Rhode Island Misdemeanor Crimes and Sentences

The basics of misdemeanor penalties and sentencing in Rhode Island.

By , Legal Editor
Updated by Rebecca Pirius, Attorney · Mitchell Hamline School of Law
Updated 10/09/2023

Like many states, Rhode Island divides crimes into misdemeanors and felonies. Less serious crimes are misdemeanors, while more serious offenses are classified as felonies. This article will review misdemeanor classifications, penalties, and sentencing options in Rhode Island.

How Rhode Island Classifies Misdemeanors

In Rhode Island, a misdemeanor is a crime that may be punished by no more than a year of imprisonment and a $1,000 fine. If the crime is punishable by no more than six months and a $500 fine, it's considered a petty misdemeanor.

Although each category of misdemeanor has maximum penalties associated with it, the laws for some individual crimes specify lower limits. A few misdemeanors carry minimum penalties as well.

(R.I. Gen. Laws § 11-1-2 (2023).)

Misdemeanor and Petty Misdemeanor Penalties in Rhode Island

Below are examples of misdemeanor and petty misdemeanor offenses and their penalties.

Misdemeanor Penalties in R.I.

Examples of Rhode Island misdemeanors include:

  • petty larceny of property worth $1,500 or less: maximum one-year imprisonment and a $500 fine
  • simple assault or battery: up to one year of incarceration and a $1,000 fine
  • hazing: minimum 30 days and maximum one year of imprisonment and a $500 fine
  • cyberharassment: up to one year's imprisonment and a $500 fine, and
  • joyriding: up to one year of incarceration and a $1,000 fine.

Petty Misdemeanor Penalties in R.I.

Petty misdemeanors in Rhode Island include:

  • disorderly conduct: up to six months' incarceration and a $500 fine
  • impersonating a utility employee to gain entrance into a residence or business: up to six months' incarceration and a $500 fine
  • huffing or possession of a substance that releases intoxicating vapors: up to six months' incarceration and a $500 fine, and
  • trespass in school building: up to six months of incarceration and a $500 fine (minimum fines also apply).

(R.I. Gen.
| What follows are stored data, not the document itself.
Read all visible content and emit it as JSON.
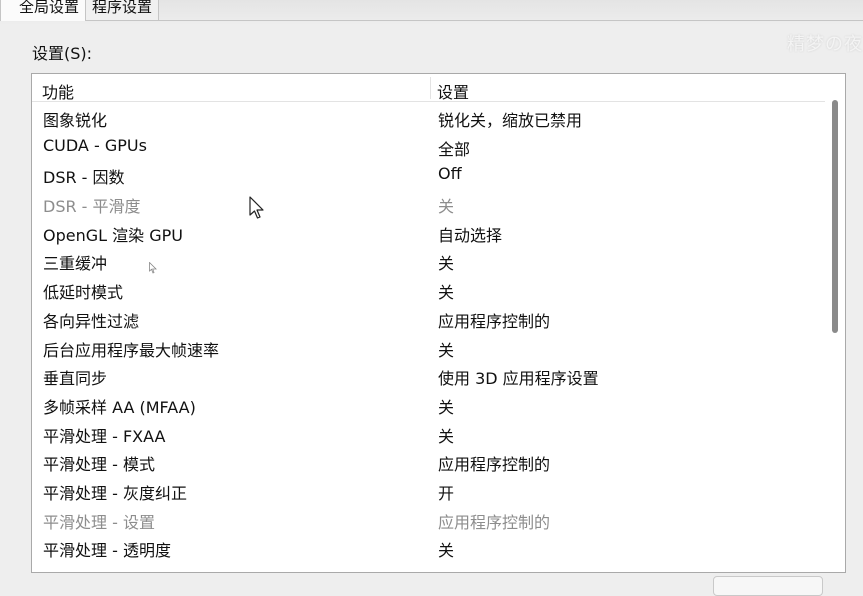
{
  "tabs": [
    {
      "label": "全局设置",
      "active": true
    },
    {
      "label": "程序设置",
      "active": false
    }
  ],
  "watermark": "精梦の夜",
  "settings_label": "设置(S):",
  "table": {
    "headers": [
      "功能",
      "设置"
    ],
    "rows": [
      {
        "feature": "图象锐化",
        "value": "锐化关，缩放已禁用",
        "disabled": false
      },
      {
        "feature": "CUDA - GPUs",
        "value": "全部",
        "disabled": false
      },
      {
        "feature": "DSR - 因数",
        "value": "Off",
        "disabled": false
      },
      {
        "feature": "DSR - 平滑度",
        "value": "关",
        "disabled": true
      },
      {
        "feature": "OpenGL 渲染 GPU",
        "value": "自动选择",
        "disabled": false
      },
      {
        "feature": "三重缓冲",
        "value": "关",
        "disabled": false
      },
      {
        "feature": "低延时模式",
        "value": "关",
        "disabled": false
      },
      {
        "feature": "各向异性过滤",
        "value": "应用程序控制的",
        "disabled": false
      },
      {
        "feature": "后台应用程序最大帧速率",
        "value": "关",
        "disabled": false
      },
      {
        "feature": "垂直同步",
        "value": "使用 3D 应用程序设置",
        "disabled": false
      },
      {
        "feature": "多帧采样 AA (MFAA)",
        "value": "关",
        "disabled": false
      },
      {
        "feature": "平滑处理 - FXAA",
        "value": "关",
        "disabled": false
      },
      {
        "feature": "平滑处理 - 模式",
        "value": "应用程序控制的",
        "disabled": false
      },
      {
        "feature": "平滑处理 - 灰度纠正",
        "value": "开",
        "disabled": false
      },
      {
        "feature": "平滑处理 - 设置",
        "value": "应用程序控制的",
        "disabled": true
      },
      {
        "feature": "平滑处理 - 透明度",
        "value": "关",
        "disabled": false
      }
    ]
  },
  "icons": {
    "cursor": "mouse-pointer-icon"
  }
}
Laws §§ 11-5-3, 11-21-1, 11-14-6, 11-41-5, 11-44-26.1, 11-45-1, 11-48-3 (2023).)

Enhanced Penalties for Misdemeanors in Rhode Island

The Rhode Island laws for some misdemeanors require stiffer penalties when the defendant has repeat convictions, targeted a protected victim, or committed a hate crime.

Repeat Misdemeanors That Become Felonies

Several misdemeanors carry felony penalties for a second or subsequent conviction. For example, a first shoplifting offense is a misdemeanor, but repeat shoplifting offenses carry felony penalties of up to five years of incarceration. A second conviction for misdemeanor cyberharassment is punishable by up to two years of prison time. And repeat domestic violence misdemeanors impose minimum sentences and increased maximum sentences.

Protected Victims

Rhode Island also punishes several misdemeanors more harshly when the defendant targets protected victims, such as first responders or elderly victims. Simple assault crimes, for instance, increase from a misdemeanor to a felony when the defendant assaults a police officer, first responder, school teacher or staff, or delivery person. Stealing from a victim age 65 or older will also land a person a felony, rather than a misdemeanor, conviction for amounts over $500.

Hate Crimes

If a judge or jury determines a defendant committed a misdemeanor motivated by hate, the sentence must include a 30-day mandatory minimum that can't be suspended.

(R.I. Gen. Laws §§ 11-5-31, 11-5-5, 11-5-711-41-5, 11-41-20, 11-44-21.1, 11-52-4.2, 12-19-38, 12-29-5 (2023).)

How Misdemeanor Sentencing Works in Rhode Island

For misdemeanor and petty misdemeanor sentencing, the judge decides what punishment is appropriate within the legal limits for that crime. Judges can order incarceration or a sentencing alternative, such as:

  • probation with conditions, with or without a suspended sentence
  • placement in "community confinement" (often known as house arrest or home detention) with intensive supervision, and
  • confinement in a minimum security facility only during nonworking or nonstudy hours, which allows the defendant to continue working or pursuing an education.

Along with any other penalties, the judge may also order the defendant to pay fines and restitution. (R.I. Gen. Laws §§ 12-19-2, 12-19-13, 12-19-32 (2023).)

Getting Legal Help With Misdemeanor Charges

Even though misdemeanor charges are less serious than felonies, a conviction can still have negative consequences. It could affect your ability to land a job or rent an apartment. And if you get in trouble with the law again, a previous conviction might subject you to a stiffer sentence. So anytime you face criminal charges, it's important to speak with a local criminal defense lawyer who can protect your rights throughout the proceedings and help you get the best outcome possible under the circumstances.